Minister of Minerals and Energy Gwede Mantashe has called for the strengthening of performing power stations as he announced that the updated Integrated Resource Plan (IRP) will be released next week for comment.
Mantashe said performing power stations should not be decommissioned, but instead strengthened in the process to build new capacity.
Speaking at the BRICS Business Energy Cooperation forum on Saturday, held in Gallagher Estate, Mantashe said next week the IRP was going to be released for comment on phases up to 2030.
An Integrated Resource Plan (IRP) is comprised of an assessment of the future electric needs and a plan to meet those future needs. The plan is intended to be updated every two years, only two versions have been available to date. The initial plan was unveiled in 2010 and the revised plan was announced in 2019.

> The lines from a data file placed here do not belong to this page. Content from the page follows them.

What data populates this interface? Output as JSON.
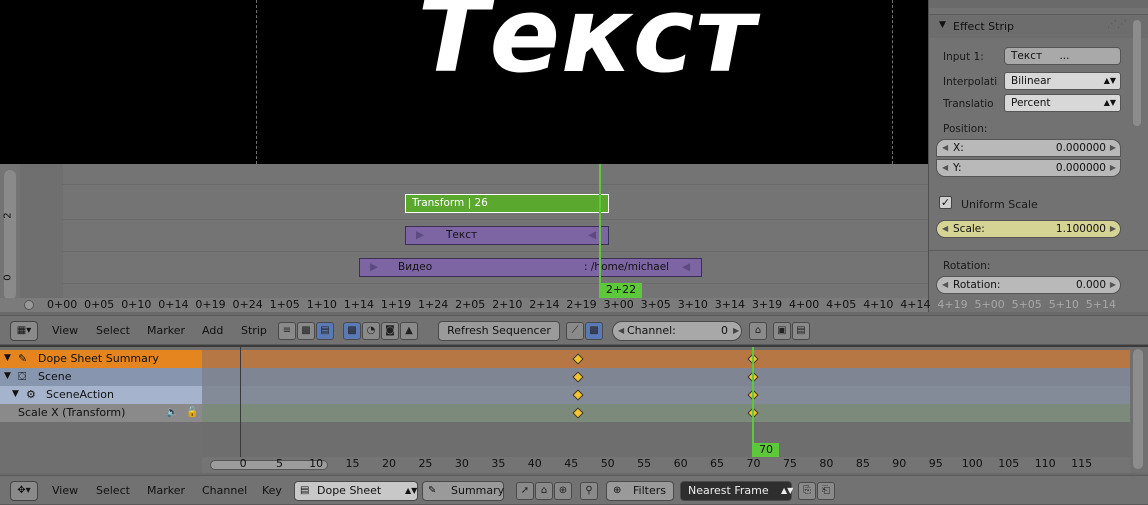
{
  "preview": {
    "text": "Текст"
  },
  "properties": {
    "effect_strip_title": "Effect Strip",
    "input_label": "Input 1:",
    "input_value": "Текст",
    "input_ellipsis": "...",
    "interpolation_label": "Interpolati",
    "interpolation_value": "Bilinear",
    "translation_label": "Translatio",
    "translation_value": "Percent",
    "position_label": "Position:",
    "x_label": "X:",
    "x_value": "0.000000",
    "y_label": "Y:",
    "y_value": "0.000000",
    "uniform_scale_label": "Uniform Scale",
    "uniform_scale_checked": true,
    "scale_label": "Scale:",
    "scale_value": "1.100000",
    "rotation_section": "Rotation:",
    "rotation_label": "Rotation:",
    "rotation_value": "0.000"
  },
  "sequencer": {
    "channel_numbers": [
      "2",
      "0"
    ],
    "strips": [
      {
        "name": "Transform | 26"
      },
      {
        "name": "Текст"
      },
      {
        "name": "Видео",
        "path": ": /home/michael"
      }
    ],
    "current_frame": "2+22",
    "timeline_ticks": [
      "0+00",
      "0+05",
      "0+10",
      "0+14",
      "0+19",
      "0+24",
      "1+05",
      "1+10",
      "1+14",
      "1+19",
      "1+24",
      "2+05",
      "2+10",
      "2+14",
      "2+19",
      "3+00",
      "3+05",
      "3+10",
      "3+14",
      "3+19",
      "4+00",
      "4+05",
      "4+10",
      "4+14",
      "4+19",
      "5+00",
      "5+05",
      "5+10",
      "5+14"
    ]
  },
  "seq_header": {
    "menus": [
      "View",
      "Select",
      "Marker",
      "Add",
      "Strip"
    ],
    "refresh_label": "Refresh Sequencer",
    "channel_label": "Channel:",
    "channel_value": "0"
  },
  "dopesheet": {
    "rows": [
      "Dope Sheet Summary",
      "Scene",
      "SceneAction",
      "Scale X (Transform)"
    ],
    "current_frame": "70",
    "ticks": [
      "0",
      "5",
      "10",
      "15",
      "20",
      "25",
      "30",
      "35",
      "40",
      "45",
      "50",
      "55",
      "60",
      "65",
      "70",
      "75",
      "80",
      "85",
      "90",
      "95",
      "100",
      "105",
      "110",
      "115"
    ]
  },
  "ds_header": {
    "menus": [
      "View",
      "Select",
      "Marker",
      "Channel",
      "Key"
    ],
    "mode_value": "Dope Sheet",
    "summary_label": "Summary",
    "filters_label": "Filters",
    "snap_value": "Nearest Frame"
  }
}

“Then we are going to have a second phase beyond 2030. Do comment on it because the IRP must help develop a journey that we are going to undertake.
“We are going to take your comment very seriously. That is where the policy direction will come from. We have to make sure our transition does not collapse. That is why in our IRP we have made provision even for coal,” Mantashe said.
He said provisions for nuclear, gas, renewables, solar, wind, hydro, and all these pathways have been made in the IRP.
“We think that a combination of them will help us navigate the transition more carefully and in a more reliable way. The load shedding we are having is a combination of two things.
“One is an assumption that we must quickly move out of coal without ensuring that the new (energy technology) replaces the capacity that was provided by coal. That is why the energy availability factor of individual power stations collapsed,” he said.
Meanwhile, the Minister of Trade and Industry Ebrahim Patel said South Africa needed to be able to fix the performance of its coal-fired power stations.
“We need to expand our renewable energy plans using the combination of solar and our pump station capabilities. We need to be able to explore the new technologies in hydrogen, green hydrogen has the potential to be the most efficient energy source of the 21st century, just like oil and coal,” he said.
He said the BRICS summit would provide a platform for South Africa to learn from other countries about renewable and green hydrogen.
“China today has a growing portion of these energy companies in the form of renewable energy and is also the world’s leading producer of the components and technologies for green and solar energy, and so by talking to these large players the big companies were able to learn some things that the future of green energy will hold,” he said.
The upcoming 2023 BRICS summit will be held in Sandton. It is an international relations conference attended by the heads of state of five member states: Brazil, Russia, India, China, and South Africa.